Inspiration born from disappointment
Now 24 years old, Zack first started focusing on metal printing when his plans to hire a company to produce 3D-printed parts for a microturbine generator were stymied. No company could print the parts that he needed, so he decided to make his own metal printer. The breakthrough came when he had the idea to expose molten metal in a confined chamber with an orifice to a pulsed magnetic field. The transient field induces a pressure with the metal that ejects a droplet. That was the key to making droplets of liquid metal eject from a nozzle.

Edward P Furlani PhD, a professor at the University of Buffalo’s Chemical and Biological Engineering and Electrical Engineering departments, said that Vader’s process mimics drop-on-demand inkjet printing and is based on the principles of magnetohydrodynamics – the manipulation of conductive fluids using a magnetic field. In Vader’s device, an electrically pulsed magnetic field permeates liquid metal in an ejection chamber and creates circulating electrical currents. These currents interact with the magnetic field to produce a pressure that squeezes a droplet out of the ejector nozzle.

“It’s a transformative technology,” says Furlani. “It’s very exciting interdisciplinary engineering. I think its application base will continue to broaden and expand for the foreseeable future.”

Ciprian N Ionita, PhD, a research assistant professor in the Biomedical Engineering Department (a joint venture between of the School of Engineering and Applied Sciences and the Jacobs School of Medicine and Biomedical Sciences at the University) foresees the Vader Systems printer ultimately printing out custom stents and other surgical devices right in the hospital.

“This is a game changer,” says Professor Ionita. “The metal powder used in the current metal printing processes is a contaminant that is difficult to clean up and can be toxic inside the body.
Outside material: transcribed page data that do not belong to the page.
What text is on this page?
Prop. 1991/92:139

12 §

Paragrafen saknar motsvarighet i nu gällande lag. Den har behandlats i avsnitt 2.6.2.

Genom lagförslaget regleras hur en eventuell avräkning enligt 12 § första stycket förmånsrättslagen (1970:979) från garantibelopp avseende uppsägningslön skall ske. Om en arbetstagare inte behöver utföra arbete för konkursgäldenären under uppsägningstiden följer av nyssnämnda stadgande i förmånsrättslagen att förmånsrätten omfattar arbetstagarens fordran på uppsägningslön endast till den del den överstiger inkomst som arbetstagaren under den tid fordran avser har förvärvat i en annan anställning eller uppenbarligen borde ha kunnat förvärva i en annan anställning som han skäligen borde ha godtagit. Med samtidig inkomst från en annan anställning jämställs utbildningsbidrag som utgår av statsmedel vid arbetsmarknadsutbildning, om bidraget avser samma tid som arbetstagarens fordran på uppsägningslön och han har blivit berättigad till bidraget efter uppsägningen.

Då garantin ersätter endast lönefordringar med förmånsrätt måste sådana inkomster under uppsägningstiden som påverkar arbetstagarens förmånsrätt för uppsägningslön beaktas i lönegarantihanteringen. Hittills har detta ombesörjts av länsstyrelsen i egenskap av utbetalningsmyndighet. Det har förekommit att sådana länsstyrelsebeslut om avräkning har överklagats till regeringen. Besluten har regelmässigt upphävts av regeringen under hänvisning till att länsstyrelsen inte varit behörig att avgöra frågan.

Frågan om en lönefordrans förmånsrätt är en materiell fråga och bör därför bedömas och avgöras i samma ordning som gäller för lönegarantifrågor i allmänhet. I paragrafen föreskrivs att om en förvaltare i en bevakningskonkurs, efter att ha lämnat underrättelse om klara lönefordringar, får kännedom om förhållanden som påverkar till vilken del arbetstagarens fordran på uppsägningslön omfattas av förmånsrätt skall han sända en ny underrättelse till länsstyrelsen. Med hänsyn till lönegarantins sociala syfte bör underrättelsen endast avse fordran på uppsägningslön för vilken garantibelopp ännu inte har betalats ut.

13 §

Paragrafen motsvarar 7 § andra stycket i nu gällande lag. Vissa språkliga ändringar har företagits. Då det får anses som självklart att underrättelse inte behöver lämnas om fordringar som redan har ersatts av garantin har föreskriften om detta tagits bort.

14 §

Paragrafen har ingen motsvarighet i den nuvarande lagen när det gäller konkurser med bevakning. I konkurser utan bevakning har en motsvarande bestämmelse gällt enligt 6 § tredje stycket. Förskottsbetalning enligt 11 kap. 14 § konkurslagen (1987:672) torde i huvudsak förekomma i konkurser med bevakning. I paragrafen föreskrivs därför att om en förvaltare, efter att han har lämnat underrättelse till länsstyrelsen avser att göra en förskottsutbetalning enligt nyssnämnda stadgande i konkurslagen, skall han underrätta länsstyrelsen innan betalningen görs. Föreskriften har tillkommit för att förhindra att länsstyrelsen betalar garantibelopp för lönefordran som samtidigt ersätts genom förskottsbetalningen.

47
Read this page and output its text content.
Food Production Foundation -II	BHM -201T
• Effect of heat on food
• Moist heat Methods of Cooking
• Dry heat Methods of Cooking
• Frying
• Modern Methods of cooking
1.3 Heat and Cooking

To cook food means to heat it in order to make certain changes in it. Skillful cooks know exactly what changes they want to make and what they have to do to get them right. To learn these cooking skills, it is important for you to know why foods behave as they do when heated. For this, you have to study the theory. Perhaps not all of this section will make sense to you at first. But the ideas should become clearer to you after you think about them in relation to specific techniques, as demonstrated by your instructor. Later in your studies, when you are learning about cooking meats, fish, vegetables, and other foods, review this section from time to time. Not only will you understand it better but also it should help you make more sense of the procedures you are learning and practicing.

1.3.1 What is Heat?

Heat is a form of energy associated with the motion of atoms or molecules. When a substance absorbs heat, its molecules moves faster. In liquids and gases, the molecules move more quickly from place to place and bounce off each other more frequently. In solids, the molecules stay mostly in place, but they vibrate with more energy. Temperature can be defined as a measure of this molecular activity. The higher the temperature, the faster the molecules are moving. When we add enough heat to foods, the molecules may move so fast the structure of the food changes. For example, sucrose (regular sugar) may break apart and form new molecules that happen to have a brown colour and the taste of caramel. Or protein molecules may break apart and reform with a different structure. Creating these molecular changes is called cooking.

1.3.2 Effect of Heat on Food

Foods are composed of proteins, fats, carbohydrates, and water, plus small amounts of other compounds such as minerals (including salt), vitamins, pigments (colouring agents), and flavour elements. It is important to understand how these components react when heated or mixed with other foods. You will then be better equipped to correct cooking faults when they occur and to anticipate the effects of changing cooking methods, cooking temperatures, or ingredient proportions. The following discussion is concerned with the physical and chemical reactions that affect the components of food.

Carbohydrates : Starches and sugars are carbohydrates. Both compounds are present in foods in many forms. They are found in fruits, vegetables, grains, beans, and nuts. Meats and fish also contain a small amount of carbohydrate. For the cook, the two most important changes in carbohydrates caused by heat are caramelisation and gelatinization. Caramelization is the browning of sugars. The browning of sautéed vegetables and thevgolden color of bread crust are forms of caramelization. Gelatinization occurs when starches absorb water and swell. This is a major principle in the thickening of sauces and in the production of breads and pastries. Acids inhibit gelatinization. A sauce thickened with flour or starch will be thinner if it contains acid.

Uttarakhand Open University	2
The Vader printer also will be valuable making custom knee and hip replacements.”

Cheaper, faster, better
The third University of Buffalo advisor providing support to the Vaders, Chi Zhou, is an assistant professor in the Industrial Systems Engineering Department and a 3D printing expert. He says that another advantage of the Vader system is that it is “much, much cheaper” than using powered metal.

“I can see at this stage that it can complement traditional metal printing,” says Professor Zhou. “But later, maybe 10 years later, it can dominate the metal printing market because it can print better quality, cheaper and faster.

Professor Zhou has helped write original open-source software to control the printer.

“If they want to add functionality, we can. We have the source code,” he says.

One of the most fascinating qualities of a 3D printer is that a complex part is just as cheap to make as a simple part. This is the opposite of traditional manufacturing, which makes the machines very attractive to companies that are engaged in making large numbers complex parts.

“Complexity does not add cost,” says Zack.

Steel printing on the horizon
On a Vader machine, a strand of aluminium is fed into a heat element that melts it at 750 degC. The liquefied metal is then passed on to a ceramic tube with a sub-millimetre orifice, forming an ejection chamber. A magnetic coil that surrounds the tube delivers a short-lived electrical pulse to create a pressure within the tube, which as a result ejects a droplet of liquid metal through the orifice. The ejected droplet is projected downward onto a heated platform that is then manoeuvred to create solid 3D shapes based on layer-by-layer deposition and the coalescence of the droplets.

Zack says plans are to modify the device, adding more nozzles to make it faster. Eventually the machines will be able to melt and print steel at 1,400 deg.C. As the machine evolves, the Vaders plan to expand their operation into an assembly-line manufacturing facility.

Possible applications for the device run the gamut. Scott says that the automotive industry may be interested in making parts that are now solid metal into hollow and honeycombed structures. The hollow parts would be lighter, stronger and much cheaper. As for the tiny generator that Zack was hoping to print, it may emerge again someday, now that the technology to make it is advancing.

“That’s just been put on the shelf for a while,” he says.